Também é importante frisar que o declínio de um ritmo produtivo levando a
estagnação econômica, não significa que o nível de lucratividade e circulação financeira
possa entrar em colapso imediatamente!
Da mesma forma, os retrocessos nas relações de produção até se chegar a um
quadro de recessão, ampliam e aguçam sobremaneira todas as contradições da
sociedade capitalista, intensificam as lutas, expõem as reais condições de subordinação e
exploração e os interesses das classes sociais e aumentam as tensões sociais, mas isso
por si só, não significa que as possíveis rupturas acontecerão de modo imediato como
condições mecânicas de causa e efeito, aonde uma crise recessiva leva, inevitavelmente,
a uma crise política e social que, por sua vez, inevitavelmente, levará a uma ruptura com
todo o sistema.
Em todo contexto conjuntural é importante ressaltar os costumes e outros aspectos
locais que podem influenciar na tomada de postura e nas atitudes das pessoas.
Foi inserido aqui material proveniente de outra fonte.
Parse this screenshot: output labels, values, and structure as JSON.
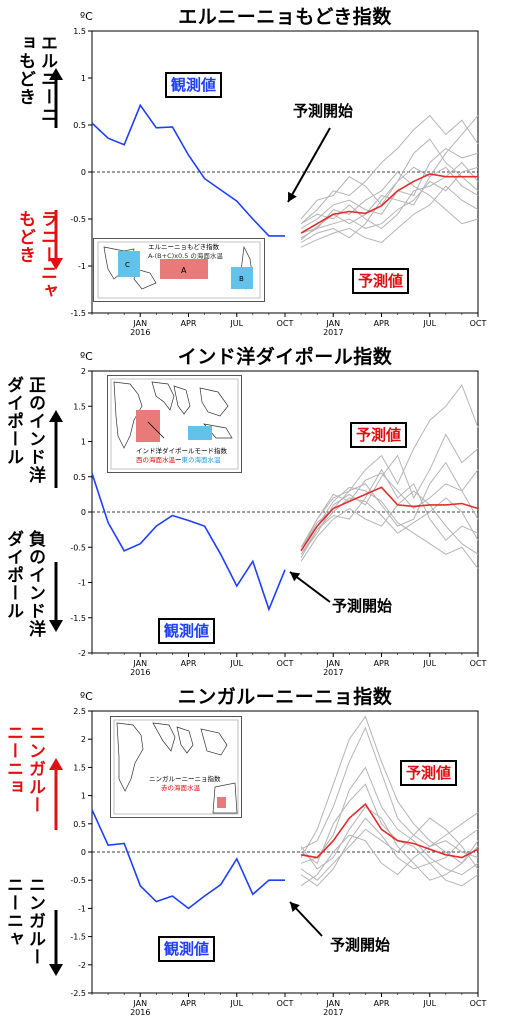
{
  "unit": "ºC",
  "colors": {
    "observed": "#1f3fff",
    "forecast_mean": "#e62b2b",
    "member": "#b5b5b5",
    "warm_box": "#e87a7a",
    "cool_box": "#63c2ea",
    "warm_text": "#e01010"
  },
  "chart_data": [
    {
      "id": "elnino",
      "type": "line",
      "title": "エルニーニョもどき指数",
      "ylim": [
        -1.5,
        1.5
      ],
      "yticks": [
        -1.5,
        -1,
        -0.5,
        0,
        0.5,
        1,
        1.5
      ],
      "ytick_labels": [
        "-1.5",
        "-1",
        "-0.5",
        "0",
        "0.5",
        "1",
        "1.5"
      ],
      "xaxis": {
        "start": "2015-10",
        "end": "2017-10",
        "ticks": [
          {
            "label": "JAN",
            "year": "2016",
            "month": "2016-01"
          },
          {
            "label": "APR",
            "year": "",
            "month": "2016-04"
          },
          {
            "label": "JUL",
            "year": "",
            "month": "2016-07"
          },
          {
            "label": "OCT",
            "year": "",
            "month": "2016-10"
          },
          {
            "label": "JAN",
            "year": "2017",
            "month": "2017-01"
          },
          {
            "label": "APR",
            "year": "",
            "month": "2017-04"
          },
          {
            "label": "JUL",
            "year": "",
            "month": "2017-07"
          },
          {
            "label": "OCT",
            "year": "",
            "month": "2017-10"
          }
        ]
      },
      "observed": {
        "months": [
          "2015-10",
          "2015-11",
          "2015-12",
          "2016-01",
          "2016-02",
          "2016-03",
          "2016-04",
          "2016-05",
          "2016-06",
          "2016-07",
          "2016-08",
          "2016-09",
          "2016-10"
        ],
        "values": [
          0.52,
          0.36,
          0.29,
          0.71,
          0.47,
          0.48,
          0.18,
          -0.07,
          -0.19,
          -0.31,
          -0.5,
          -0.68,
          -0.68
        ]
      },
      "forecast_months": [
        "2016-11",
        "2016-12",
        "2017-01",
        "2017-02",
        "2017-03",
        "2017-04",
        "2017-05",
        "2017-06",
        "2017-07",
        "2017-08",
        "2017-09",
        "2017-10"
      ],
      "forecast_mean": [
        -0.65,
        -0.55,
        -0.45,
        -0.42,
        -0.44,
        -0.36,
        -0.2,
        -0.1,
        -0.02,
        -0.05,
        -0.05,
        -0.05
      ],
      "members": [
        [
          -0.55,
          -0.4,
          -0.2,
          -0.25,
          -0.1,
          0.1,
          0.25,
          0.45,
          0.6,
          0.4,
          0.55,
          0.3
        ],
        [
          -0.7,
          -0.6,
          -0.55,
          -0.5,
          -0.6,
          -0.55,
          -0.4,
          -0.3,
          -0.1,
          -0.2,
          0.0,
          0.05
        ],
        [
          -0.75,
          -0.65,
          -0.6,
          -0.7,
          -0.55,
          -0.3,
          -0.1,
          0.2,
          0.35,
          0.1,
          -0.05,
          -0.2
        ],
        [
          -0.6,
          -0.5,
          -0.35,
          -0.3,
          -0.4,
          -0.45,
          -0.2,
          -0.25,
          0.1,
          0.25,
          0.15,
          0.2
        ],
        [
          -0.8,
          -0.72,
          -0.65,
          -0.6,
          -0.7,
          -0.75,
          -0.6,
          -0.45,
          -0.35,
          -0.15,
          -0.3,
          -0.4
        ],
        [
          -0.5,
          -0.3,
          -0.25,
          -0.05,
          -0.15,
          -0.35,
          -0.1,
          0.05,
          -0.05,
          0.2,
          0.4,
          0.6
        ],
        [
          -0.65,
          -0.6,
          -0.4,
          -0.45,
          -0.3,
          -0.2,
          0.0,
          -0.15,
          -0.25,
          -0.4,
          -0.55,
          -0.5
        ],
        [
          -0.55,
          -0.45,
          -0.5,
          -0.35,
          -0.5,
          -0.6,
          -0.45,
          -0.2,
          -0.15,
          -0.05,
          0.1,
          -0.1
        ],
        [
          -0.72,
          -0.58,
          -0.45,
          -0.55,
          -0.45,
          -0.25,
          -0.3,
          -0.35,
          -0.05,
          0.05,
          -0.15,
          -0.25
        ]
      ],
      "left_upper": "エルニーニョもどき",
      "left_lower": "ラニーニャもどき",
      "left_upper_color": "#000000",
      "left_lower_color": "#e01010",
      "observed_label": "観測値",
      "forecast_label": "予測値",
      "start_label": "予測開始",
      "inset": {
        "title": "エルニーニョもどき指数",
        "formula": "A-(B+C)x0.5 の海面水温",
        "box_labels": [
          "A",
          "B",
          "C"
        ]
      }
    },
    {
      "id": "iod",
      "type": "line",
      "title": "インド洋ダイポール指数",
      "ylim": [
        -2,
        2
      ],
      "yticks": [
        -2,
        -1.5,
        -1,
        -0.5,
        0,
        0.5,
        1,
        1.5,
        2
      ],
      "ytick_labels": [
        "-2",
        "-1.5",
        "-1",
        "-0.5",
        "0",
        "0.5",
        "1",
        "1.5",
        "2"
      ],
      "xaxis": {
        "start": "2015-10",
        "end": "2017-10",
        "ticks": [
          {
            "label": "JAN",
            "year": "2016",
            "month": "2016-01"
          },
          {
            "label": "APR",
            "year": "",
            "month": "2016-04"
          },
          {
            "label": "JUL",
            "year": "",
            "month": "2016-07"
          },
          {
            "label": "OCT",
            "year": "",
            "month": "2016-10"
          },
          {
            "label": "JAN",
            "year": "2017",
            "month": "2017-01"
          },
          {
            "label": "APR",
            "year": "",
            "month": "2017-04"
          },
          {
            "label": "JUL",
            "year": "",
            "month": "2017-07"
          },
          {
            "label": "OCT",
            "year": "",
            "month": "2017-10"
          }
        ]
      },
      "observed": {
        "months": [
          "2015-10",
          "2015-11",
          "2015-12",
          "2016-01",
          "2016-02",
          "2016-03",
          "2016-04",
          "2016-05",
          "2016-06",
          "2016-07",
          "2016-08",
          "2016-09",
          "2016-10"
        ],
        "values": [
          0.55,
          -0.15,
          -0.55,
          -0.45,
          -0.2,
          -0.05,
          -0.12,
          -0.2,
          -0.6,
          -1.05,
          -0.7,
          -1.38,
          -0.82
        ]
      },
      "forecast_months": [
        "2016-11",
        "2016-12",
        "2017-01",
        "2017-02",
        "2017-03",
        "2017-04",
        "2017-05",
        "2017-06",
        "2017-07",
        "2017-08",
        "2017-09",
        "2017-10"
      ],
      "forecast_mean": [
        -0.55,
        -0.2,
        0.05,
        0.15,
        0.25,
        0.35,
        0.1,
        0.08,
        0.1,
        0.1,
        0.12,
        0.05
      ],
      "members": [
        [
          -0.5,
          -0.1,
          0.2,
          0.3,
          0.6,
          0.8,
          0.4,
          0.9,
          1.3,
          1.5,
          1.8,
          1.2
        ],
        [
          -0.6,
          -0.3,
          0.1,
          0.25,
          0.1,
          0.5,
          0.8,
          0.2,
          0.6,
          1.1,
          0.7,
          0.9
        ],
        [
          -0.55,
          -0.15,
          0.05,
          0.3,
          0.4,
          0.1,
          -0.2,
          -0.1,
          0.4,
          0.7,
          0.3,
          -0.1
        ],
        [
          -0.65,
          -0.25,
          -0.05,
          -0.1,
          0.2,
          0.6,
          0.2,
          0.4,
          -0.1,
          -0.4,
          -0.2,
          -0.3
        ],
        [
          -0.5,
          -0.2,
          0.15,
          0.35,
          0.3,
          0.15,
          -0.15,
          -0.3,
          -0.45,
          -0.6,
          -0.5,
          -0.8
        ],
        [
          -0.7,
          -0.35,
          -0.1,
          0.05,
          -0.1,
          -0.2,
          0.1,
          0.3,
          0.1,
          -0.2,
          -0.45,
          -0.6
        ],
        [
          -0.55,
          -0.1,
          0.25,
          0.15,
          0.45,
          0.55,
          0.3,
          0.05,
          0.2,
          0.4,
          0.3,
          0.6
        ],
        [
          -0.6,
          -0.25,
          0.0,
          0.2,
          0.15,
          -0.05,
          -0.3,
          -0.15,
          0.0,
          0.2,
          0.0,
          -0.4
        ]
      ],
      "left_upper": "正のインド洋ダイポール",
      "left_lower": "負のインド洋ダイポール",
      "left_upper_color": "#000000",
      "left_lower_color": "#000000",
      "observed_label": "観測値",
      "forecast_label": "予測値",
      "start_label": "予測開始",
      "inset": {
        "title": "インド洋ダイポールモード指数",
        "formula_red": "西の海面水温",
        "formula_mid": "ー",
        "formula_blue": "東の海面水温"
      }
    },
    {
      "id": "ningaloo",
      "type": "line",
      "title": "ニンガルーニーニョ指数",
      "ylim": [
        -2.5,
        2.5
      ],
      "yticks": [
        -2.5,
        -2,
        -1.5,
        -1,
        -0.5,
        0,
        0.5,
        1,
        1.5,
        2,
        2.5
      ],
      "ytick_labels": [
        "-2.5",
        "-2",
        "-1.5",
        "-1",
        "-0.5",
        "0",
        "0.5",
        "1",
        "1.5",
        "2",
        "2.5"
      ],
      "xaxis": {
        "start": "2015-10",
        "end": "2017-10",
        "ticks": [
          {
            "label": "JAN",
            "year": "2016",
            "month": "2016-01"
          },
          {
            "label": "APR",
            "year": "",
            "month": "2016-04"
          },
          {
            "label": "JUL",
            "year": "",
            "month": "2016-07"
          },
          {
            "label": "OCT",
            "year": "",
            "month": "2016-10"
          },
          {
            "label": "JAN",
            "year": "2017",
            "month": "2017-01"
          },
          {
            "label": "APR",
            "year": "",
            "month": "2017-04"
          },
          {
            "label": "JUL",
            "year": "",
            "month": "2017-07"
          },
          {
            "label": "OCT",
            "year": "",
            "month": "2017-10"
          }
        ]
      },
      "observed": {
        "months": [
          "2015-10",
          "2015-11",
          "2015-12",
          "2016-01",
          "2016-02",
          "2016-03",
          "2016-04",
          "2016-05",
          "2016-06",
          "2016-07",
          "2016-08",
          "2016-09",
          "2016-10"
        ],
        "values": [
          0.75,
          0.12,
          0.15,
          -0.6,
          -0.88,
          -0.78,
          -1.0,
          -0.78,
          -0.58,
          -0.12,
          -0.75,
          -0.5,
          -0.5
        ]
      },
      "forecast_months": [
        "2016-11",
        "2016-12",
        "2017-01",
        "2017-02",
        "2017-03",
        "2017-04",
        "2017-05",
        "2017-06",
        "2017-07",
        "2017-08",
        "2017-09",
        "2017-10"
      ],
      "forecast_mean": [
        -0.05,
        -0.1,
        0.2,
        0.6,
        0.85,
        0.4,
        0.2,
        0.15,
        0.05,
        -0.05,
        -0.1,
        0.05
      ],
      "members": [
        [
          -0.1,
          0.4,
          1.2,
          2.0,
          2.4,
          1.6,
          0.9,
          0.5,
          0.2,
          0.0,
          -0.2,
          0.1
        ],
        [
          0.05,
          0.2,
          0.8,
          1.6,
          2.2,
          1.4,
          0.6,
          0.3,
          0.1,
          0.2,
          0.0,
          -0.1
        ],
        [
          -0.2,
          -0.1,
          0.3,
          1.1,
          1.5,
          0.8,
          0.4,
          0.2,
          -0.1,
          -0.3,
          -0.4,
          -0.2
        ],
        [
          0.1,
          -0.3,
          -0.1,
          0.4,
          0.8,
          0.6,
          0.1,
          -0.2,
          -0.5,
          -0.4,
          -0.2,
          0.2
        ],
        [
          -0.3,
          -0.5,
          -0.2,
          0.1,
          0.4,
          0.2,
          0.0,
          0.3,
          0.6,
          0.4,
          0.1,
          -0.3
        ],
        [
          -0.6,
          -0.4,
          0.0,
          0.3,
          0.2,
          -0.2,
          -0.4,
          -0.1,
          0.1,
          0.3,
          0.5,
          0.7
        ],
        [
          0.0,
          -0.2,
          0.5,
          0.9,
          1.2,
          0.5,
          0.2,
          0.1,
          -0.2,
          -0.1,
          0.2,
          0.4
        ],
        [
          -0.4,
          -0.6,
          -0.3,
          0.2,
          0.6,
          0.3,
          -0.1,
          -0.3,
          -0.2,
          -0.5,
          -0.6,
          -0.4
        ]
      ],
      "left_upper": "ニンガルーニーニョ",
      "left_lower": "ニンガルーニーニャ",
      "left_upper_color": "#e01010",
      "left_lower_color": "#000000",
      "observed_label": "観測値",
      "forecast_label": "予測値",
      "start_label": "予測開始",
      "inset": {
        "title": "ニンガルーニーニョ指数",
        "formula_red": "赤の海面水温"
      }
    }
  ]
}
Esses
aspectos podem ser culturais ou religiosos e geralmente condicionam a priori, as
avaliações e os juízos de valor que as pessoas fazem sobre determinados
acontecimentos e estão presentes no senso comum de uma determinada sociedade.

Ator Político.
Um ator político é tudo aquilo que possa representar um poder de influência sobre
o restante da sociedade, em um determinado cenário e contexto.
É importante ressaltar que Poder aqui empregado deve ser entendido como a
capacidade ou a possibilidade de promover uma ação e de produzir efeitos desejados em
uma ou mais pessoas, estabelecendo dessa forma dois polos que se interagem em um
processo , muitas vezes de forma conflituosa, ou seja, o polo de quem exerce o Poder e
aquele sobre o qual o Poder é exercido.
Esse polo que exerce o Poder deve possuir força no sentido de potência. Isso
significa que a força aqui nem sempre deve ser entendida como força física, pode ate sê-
lo, mas nem toda força que possibilita relações de Poder são pautadas apenas pela força
física.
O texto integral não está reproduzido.